For individuals who use medical cannabis to treat chronic pain symptoms, finding the right strain and intake method can be a process of trial and error. Over time, patients can narrow down their options to determine what works best for them. However, it is important for patients to understand the potential effects of cannabis on their body, including how long it may stay in their system after use.
One common concern among medical cannabis users is whether they are safe to drive the morning after using the substance. While an individual may not feel impaired, their body may still be under the influence of THC, which can affect their ability to drive safely. It is important to self-evaluate and prioritize personal safety while also avoiding legal problems and liability, such as driving under the influence (DUI).
Additionally, certain professions require regular drug tests, including healthcare, transportation, construction, education, pharmacy, security, and law enforcement. Federal employees are also subject to drug tests and can face dismissal or felony charges if they test positive for drug use.
Many factors determine how long cannabis remains in an individual’s system, including the potency of the product consumed, frequency of use, body mass index (BMI), genetics and metabolism. THC is absorbed into cells and tissues throughout the body and can even be stored in fat deposits. Individuals with a higher BMI may hold onto THC longer than those with a higher metabolism. Genetics also play a role in an individual’s tolerance for cannabis and how quickly they absorb and retain THC in their system.
The liver is responsible for breaking down THC into metabolites which are then excreted through urine and stool. However, there is no way to expedite this process; therefore it can take up to 90 days for traces of THC to leave an individual’s body if they ingest marijuana daily.
There are four types of drug tests that may be administered: blood tests, saliva tests, urine analysis, and hair follicle tests.
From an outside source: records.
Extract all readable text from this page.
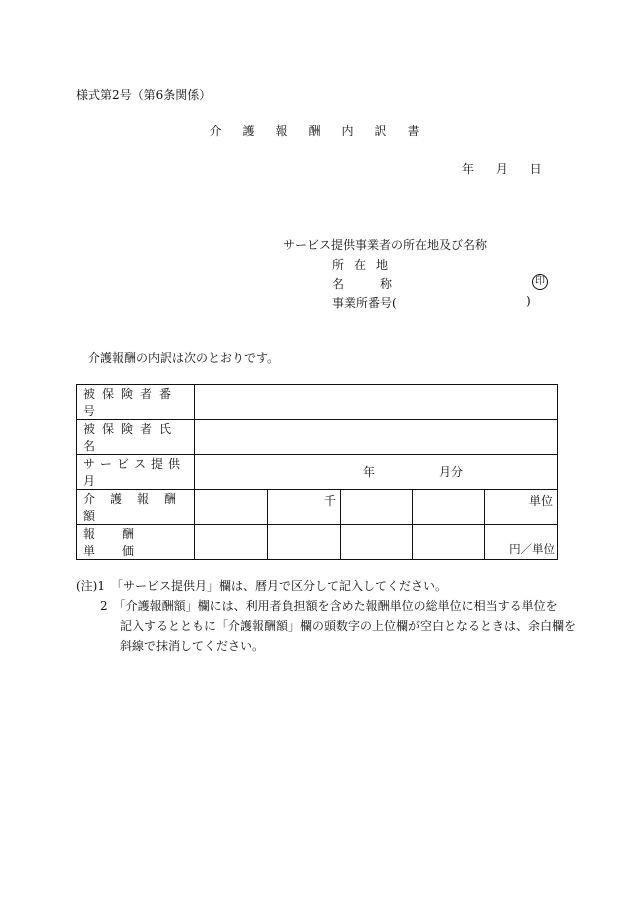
様式第2号（第6条関係）
介護報酬内訳書
年 月 日
サービス提供事業者の所在地及び名称
所在地
名称	印
事業所番号(	)
介護報酬の内訳は次のとおりです。
被保険者番号					
被保険者氏名					
サービス提供月	年 月分				

介護報酬額		千			単位

報酬単価					円／単位
(注)1　「サービス提供月」欄は、暦月で区分して記入してください。
2　「介護報酬額」欄には、利用者負担額を含めた報酬単位の総単位に相当する単位を
記入するとともに「介護報酬額」欄の頭数字の上位欄が空白となるときは、余白欄を
斜線で抹消してください。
Saliva tests are commonly used by law enforcement during traffic stops as they are easy to administer and provide an accurate reading. Urine tests have variable results depending on how often an individual consumes cannabis. Hair follicle tests can detect cannabis up to 90 days after marijuana use.
It is important for individuals who use medical cannabis regularly to consider these factors when choosing a job or participating in drug testing as part of their employment. While HIPAA provides privacy protection for patients concerning drug test results, it does not exempt individuals from testing requirements.
In conclusion, while medical cannabis can provide relief for chronic pain symptoms, patients should be aware of its potential effects on their body and consider the potential legal consequences of its use in certain professions. Understanding how long cannabis stays in an individual’s system based on various factors is crucial for making informed decisions about personal safety and employment opportunities.